While the salary cap saw a hefty increase 2006-2019 (double digit growth each year), it has been considerably lower since the economic collapse. Only once (2011-2012) did it see growth of over 7%. Furthermore, four of the last five years, it has seem growth of under 4% including this year which saw a small 2.5% growth from last year.

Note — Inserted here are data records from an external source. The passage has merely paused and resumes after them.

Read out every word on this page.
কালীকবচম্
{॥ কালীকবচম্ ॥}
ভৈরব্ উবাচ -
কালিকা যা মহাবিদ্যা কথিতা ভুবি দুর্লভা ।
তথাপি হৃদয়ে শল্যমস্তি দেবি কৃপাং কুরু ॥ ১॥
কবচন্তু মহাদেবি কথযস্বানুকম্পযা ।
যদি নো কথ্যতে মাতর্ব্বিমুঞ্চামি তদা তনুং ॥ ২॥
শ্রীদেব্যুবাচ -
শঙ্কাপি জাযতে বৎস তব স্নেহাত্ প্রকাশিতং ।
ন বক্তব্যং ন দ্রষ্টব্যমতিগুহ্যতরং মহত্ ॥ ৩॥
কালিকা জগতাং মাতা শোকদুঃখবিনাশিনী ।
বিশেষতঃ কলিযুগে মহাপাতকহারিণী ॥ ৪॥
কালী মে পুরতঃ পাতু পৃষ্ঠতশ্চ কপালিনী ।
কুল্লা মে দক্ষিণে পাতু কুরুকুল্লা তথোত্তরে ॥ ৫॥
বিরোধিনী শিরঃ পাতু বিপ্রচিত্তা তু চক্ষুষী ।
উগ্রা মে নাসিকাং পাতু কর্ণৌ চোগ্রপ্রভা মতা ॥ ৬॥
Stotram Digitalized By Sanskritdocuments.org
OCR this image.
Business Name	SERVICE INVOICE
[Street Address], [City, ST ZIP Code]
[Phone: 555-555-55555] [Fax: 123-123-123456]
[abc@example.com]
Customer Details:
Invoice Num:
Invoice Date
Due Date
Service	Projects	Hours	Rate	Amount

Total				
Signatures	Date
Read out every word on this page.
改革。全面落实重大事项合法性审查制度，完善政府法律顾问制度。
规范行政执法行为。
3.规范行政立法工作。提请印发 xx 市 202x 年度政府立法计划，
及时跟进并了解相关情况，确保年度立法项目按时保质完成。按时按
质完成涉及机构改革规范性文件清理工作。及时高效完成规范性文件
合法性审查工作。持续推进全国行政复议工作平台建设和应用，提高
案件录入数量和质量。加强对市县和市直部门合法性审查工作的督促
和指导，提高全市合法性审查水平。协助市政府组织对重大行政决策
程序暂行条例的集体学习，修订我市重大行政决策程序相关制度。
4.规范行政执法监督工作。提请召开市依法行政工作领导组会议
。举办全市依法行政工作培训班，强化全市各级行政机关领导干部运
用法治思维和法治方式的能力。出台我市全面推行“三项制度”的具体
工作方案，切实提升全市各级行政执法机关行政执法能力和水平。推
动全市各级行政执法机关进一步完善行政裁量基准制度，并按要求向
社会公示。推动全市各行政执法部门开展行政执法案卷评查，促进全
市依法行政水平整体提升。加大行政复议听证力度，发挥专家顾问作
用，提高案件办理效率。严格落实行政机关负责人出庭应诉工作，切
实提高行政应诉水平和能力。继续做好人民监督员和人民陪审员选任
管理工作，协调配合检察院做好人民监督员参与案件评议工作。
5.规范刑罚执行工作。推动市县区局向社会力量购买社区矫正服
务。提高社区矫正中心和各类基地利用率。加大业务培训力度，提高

One interesting note on this – in the 2005-2006 season, if you had a roster of 23 players, you would be offering an average contract of $1.7MM, now 15 years later, your average salary would run $3.5MM. I highlight this because the league can be somewhat top heavy. 11 Players (1.6% of current contracts) have an average contract value over $10MM, 184 players (28% of current contracts) have an average contract that is between $5MM and $10MM, 113 players (17% of current contracts) are between $3.5MM and $5MM, 275 players (41% of current contracts) have an average contract between $1MM and $3.5MM. There are approximately 75 players (11% of current contracts) under $1MM right now (and a lot will probably sign this summer).

Total players signed as of now is about 655.


A few notes as we enter the next month:

By Position:

Forwards: Vegas is spending the most ($54.5MM or 65.59% of total cap spend with 13 players signed); Colorado is spending the least ($22.3MM or 48.58% with 6 players signed)

Defenseman: Arizona is spending the most ($31.6MM or 42% of total cap spend with 9 players signed); Ottawa is spending the least ($4.4MM or 9% with 5 players signed)

Goalies: Montreal is spending the most ($11.25MM or 15.78% with 2 signed); Calgary is spending the least ($750k or 1.09% with just 1 signed)

Among countries with at least 25 players signed:

United States players earning the most: 460 players at an average salary of $1.51MM per year

Canada is 2nd 790 players at an average salary of $1.43MM per year

Russia is 3rd 90 players at an average salary of $1.41MM per year

Czech Republic is 4th 68 players at $1.36MM per year.